If you watch the credits of your favorite movie or TV show, don’t be surprised if you find a logo depicting a peach with the words “Made in Georgia” prominently displayed. The state has become the Hollywood of the South, if you will, in terms of filming and TV shows.
The state became a filmmaking paradise when it began offering tax credits to filmmakers in 2008 if they made their films in the state. These incentives have worked better than anyone could have imagined. A Capitol Beat News Service story in July reported that film and television productions accounted for $ 4 billion in direct spending.
The Golden Isles got a piece of the state movie pie. In July, the Netflix series “Pieces of Her” was filmed in the Pier Village on the island of St. Simons. The Golden Isles are officially part of the Marvel Cinematic Universe on Friday as the Black Panther sequel begins filming at Mary Ross Waterfront Park.
To accommodate the filming, the park will be closed at least until November 8. The studio, Kimoyo Productions, will donate $ 15,000 to the city for the use of the park and an additional $ 1,000 per day if the shoot goes beyond November 8.
Although it is difficult to close a city park on short notice, the city commission made the right decision to accept the studio’s offer.
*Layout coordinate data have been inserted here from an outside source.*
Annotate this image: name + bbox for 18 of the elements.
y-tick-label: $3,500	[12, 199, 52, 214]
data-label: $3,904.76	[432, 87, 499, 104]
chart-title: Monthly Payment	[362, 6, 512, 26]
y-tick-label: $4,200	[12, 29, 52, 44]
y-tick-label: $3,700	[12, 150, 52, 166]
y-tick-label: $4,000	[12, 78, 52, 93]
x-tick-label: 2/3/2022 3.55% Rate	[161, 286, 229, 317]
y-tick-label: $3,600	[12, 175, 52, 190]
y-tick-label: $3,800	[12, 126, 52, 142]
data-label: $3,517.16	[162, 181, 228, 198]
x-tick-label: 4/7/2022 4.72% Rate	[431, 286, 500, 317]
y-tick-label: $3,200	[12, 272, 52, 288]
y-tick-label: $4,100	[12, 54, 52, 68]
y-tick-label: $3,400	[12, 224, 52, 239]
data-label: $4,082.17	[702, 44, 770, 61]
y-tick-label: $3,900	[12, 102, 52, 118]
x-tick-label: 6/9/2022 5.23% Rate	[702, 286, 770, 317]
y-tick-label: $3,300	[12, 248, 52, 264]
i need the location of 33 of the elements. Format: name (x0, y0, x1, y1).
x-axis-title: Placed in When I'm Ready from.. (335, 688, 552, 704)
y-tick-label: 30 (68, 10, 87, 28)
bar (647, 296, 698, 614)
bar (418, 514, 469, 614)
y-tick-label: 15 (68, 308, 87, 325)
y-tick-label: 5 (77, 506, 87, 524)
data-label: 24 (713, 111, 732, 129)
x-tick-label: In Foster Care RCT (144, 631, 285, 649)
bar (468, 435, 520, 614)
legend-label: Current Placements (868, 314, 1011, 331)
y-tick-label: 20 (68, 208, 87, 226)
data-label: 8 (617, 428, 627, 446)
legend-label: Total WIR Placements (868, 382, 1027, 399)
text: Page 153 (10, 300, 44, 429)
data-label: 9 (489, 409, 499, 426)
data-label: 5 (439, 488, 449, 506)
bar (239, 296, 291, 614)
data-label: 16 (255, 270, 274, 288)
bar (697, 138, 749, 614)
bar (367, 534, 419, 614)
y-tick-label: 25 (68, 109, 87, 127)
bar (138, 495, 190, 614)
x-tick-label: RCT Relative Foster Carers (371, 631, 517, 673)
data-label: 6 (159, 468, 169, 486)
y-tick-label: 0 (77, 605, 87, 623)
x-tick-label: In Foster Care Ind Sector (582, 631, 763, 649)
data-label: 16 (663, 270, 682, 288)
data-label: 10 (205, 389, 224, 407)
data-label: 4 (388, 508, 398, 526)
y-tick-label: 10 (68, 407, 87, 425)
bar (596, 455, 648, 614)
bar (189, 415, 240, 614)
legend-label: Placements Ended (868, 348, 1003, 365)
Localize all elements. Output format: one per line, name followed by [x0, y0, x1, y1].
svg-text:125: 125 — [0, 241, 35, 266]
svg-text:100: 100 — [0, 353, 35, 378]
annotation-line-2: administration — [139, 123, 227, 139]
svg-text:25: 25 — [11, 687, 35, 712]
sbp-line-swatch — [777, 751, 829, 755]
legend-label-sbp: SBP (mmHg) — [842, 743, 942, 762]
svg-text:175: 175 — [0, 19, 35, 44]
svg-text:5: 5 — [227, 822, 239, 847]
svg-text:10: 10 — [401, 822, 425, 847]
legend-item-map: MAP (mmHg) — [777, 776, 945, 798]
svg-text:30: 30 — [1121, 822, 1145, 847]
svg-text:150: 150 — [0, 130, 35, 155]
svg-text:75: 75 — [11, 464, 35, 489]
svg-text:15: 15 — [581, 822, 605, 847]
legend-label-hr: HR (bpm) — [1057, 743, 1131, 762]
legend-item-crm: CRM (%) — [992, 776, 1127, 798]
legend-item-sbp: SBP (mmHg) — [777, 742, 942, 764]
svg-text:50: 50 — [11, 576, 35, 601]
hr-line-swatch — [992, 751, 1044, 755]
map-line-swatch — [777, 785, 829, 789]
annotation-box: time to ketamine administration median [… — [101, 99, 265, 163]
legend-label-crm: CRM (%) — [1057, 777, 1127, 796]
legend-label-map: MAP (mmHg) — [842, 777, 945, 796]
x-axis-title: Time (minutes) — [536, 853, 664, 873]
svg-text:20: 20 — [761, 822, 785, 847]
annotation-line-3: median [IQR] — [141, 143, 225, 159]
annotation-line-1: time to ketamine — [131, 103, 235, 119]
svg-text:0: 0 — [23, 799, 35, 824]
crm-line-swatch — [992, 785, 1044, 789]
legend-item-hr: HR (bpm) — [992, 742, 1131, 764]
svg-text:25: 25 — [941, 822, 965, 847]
The money the studio pays is nice but more than that it shows that the Golden Isles are flexible and willing to work with filmmakers. And being part of one of the biggest movie franchises in the world is not to be sneezed at. The sequel to Black Panther will draw millions of people to theaters every time it is released. Playing a role to bring it to the screen is quite the feather in the city’s hat.
Reputation matters a lot in the film industry, and the Islands are showing their willingness to work with studios to meet their needs. Word will spread and more and more people will consider bringing their productions to the region.
We can’t wait to see all of the familiar island landscapes in movies and on our televisions.